I think you did the right thing by setting a boundary for your DD and sticking with it. The exact issue around death isn't as important to me as the fact that you let her know where your limit was. You are teaching her to set boundaries with other people, and to accept other people setting boundaries with her.

 

Saying "yes" to a child constantly really doesn't help them learn how to have healthy interactation. I do try to say "yes" with my kids as much as possible, but those times when they answer needs to be "no" really are learning experiences for them. It really is OK to say 'no."  Don't you want her to grow up knowing that she can say "no"?

post #7 of 9
Thread Starter 
Quote:
Originally Posted by Linda on the move View Post


 Don't you want her to grow up knowing that she can say "no"?


Hahaha... of course... I'm just laughing because DD has zero problem with this concept.

It's OTHER PEOPLE saying no to her that she's not so solid on :)

It's like raising my own mother. Some day my daughter will be one of the mothers (or MILs) you read about here on MDC, being all pushy and in your business and such. It's all gotta be her way :)

I have no problem in myself saying no to her, it just doesn't go over that well. I say no anyway. I was just kind of distracted by a red herring on this topic I guess.

post #8 of 9

My DD went through this phase at about 4.5 years old-- it totally threw me for a loop!  The idea of me dying and leaving my kids is so physically painful (I know it is for all of us) that I can barely even consider the idea.  BUT, I tried to see how my DD's desire/request to act out this scenario during play was HER way, as a young child, of dealing with a topic that is too big and horrible for even me, the adult, to contemplate.  (full disclosure, I'm a psycholgist and also a playful parenting advocate).  I tried to strike a compromise between her apparent need to work through this issue in the only way a child sometimes can (play) and my need to spend as little time as possible actually contemplating the idea of me dying and leaving my kids.  So, we DID, play "Mommy dies", but I helped orchestrate the game in a way that was SO over-the-top that it was really, really silly and nonthreatening (to me and hopefully to her).  We played the "game" like 5 times in a row- until she decided we were done- but really only did this 2-3 times over the course of a week before she seemed to be done with the topic and moved onto something else.  The "mommy dies" game looked something like this (with variations depending on where we were- like basement, playroom, bedroom- and what props were around).  Her:  Mommy, you're dead.  Me: hhmmmm. no, I don't think so.  I'm not in the mood to be dead.  Her: well, you have to!  Me: you can't make me.  You're not the boss of being dead! Na-na-na-na-na.  Her: you have to be dead right NOW or there will be no TV and no dessert for a week, missy! Me: OK, well then I'll die.  but I don't have to like it.  (followed by a long, drawn out ridiculous death scene where I announced that I was drowning in chocolate icecream-horrors, being licked to death by kittens, being forced to eat pizza and french fries until I exploded, etc.)  After much drama on my part, and much laughing on my part, she'd allow me to "be alive again" and we'd go through the entire things again.... with other ways of me being a crazy ham (maybe listing all the reasons I couldn't die yet-- like I had library books that were due and I'd never gone to the circus naked).  I probably sound like a crazy mom! But it worked for us  orngbiggrin.gif

post #9 of 9
Quote:
Originally Posted by seashells View Post

It's OTHER PEOPLE saying no to her that she's not so solid on :)

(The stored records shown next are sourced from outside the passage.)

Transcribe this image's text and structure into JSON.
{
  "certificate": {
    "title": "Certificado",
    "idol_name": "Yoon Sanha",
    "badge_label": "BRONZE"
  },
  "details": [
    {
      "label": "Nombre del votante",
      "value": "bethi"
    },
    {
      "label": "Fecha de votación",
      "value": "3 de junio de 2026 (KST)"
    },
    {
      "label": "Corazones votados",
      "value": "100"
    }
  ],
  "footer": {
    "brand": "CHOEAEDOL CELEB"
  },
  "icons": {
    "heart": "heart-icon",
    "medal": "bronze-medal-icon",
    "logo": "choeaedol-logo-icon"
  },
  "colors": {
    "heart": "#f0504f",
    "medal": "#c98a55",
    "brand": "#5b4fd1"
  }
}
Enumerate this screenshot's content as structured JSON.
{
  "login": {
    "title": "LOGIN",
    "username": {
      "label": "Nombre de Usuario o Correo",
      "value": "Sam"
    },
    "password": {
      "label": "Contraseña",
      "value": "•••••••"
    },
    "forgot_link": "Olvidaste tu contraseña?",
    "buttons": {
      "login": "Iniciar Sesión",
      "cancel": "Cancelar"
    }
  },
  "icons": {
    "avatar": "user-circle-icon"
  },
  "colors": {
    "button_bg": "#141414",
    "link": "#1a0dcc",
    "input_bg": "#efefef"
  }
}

It's like raising my own mother. Some day my daughter will be one of the mothers (or MILs) you read about here on MDC, being all pushy and in your business and such. It's all gotta be her way :)


 

This is a great opportunity to work on that. She doesn't have to turn out pushy, even though she is slightly stuck there right now. The more you believe that this is just her personality, the more she will stay stuck there. Try seeing it as a phase that you are helping her through.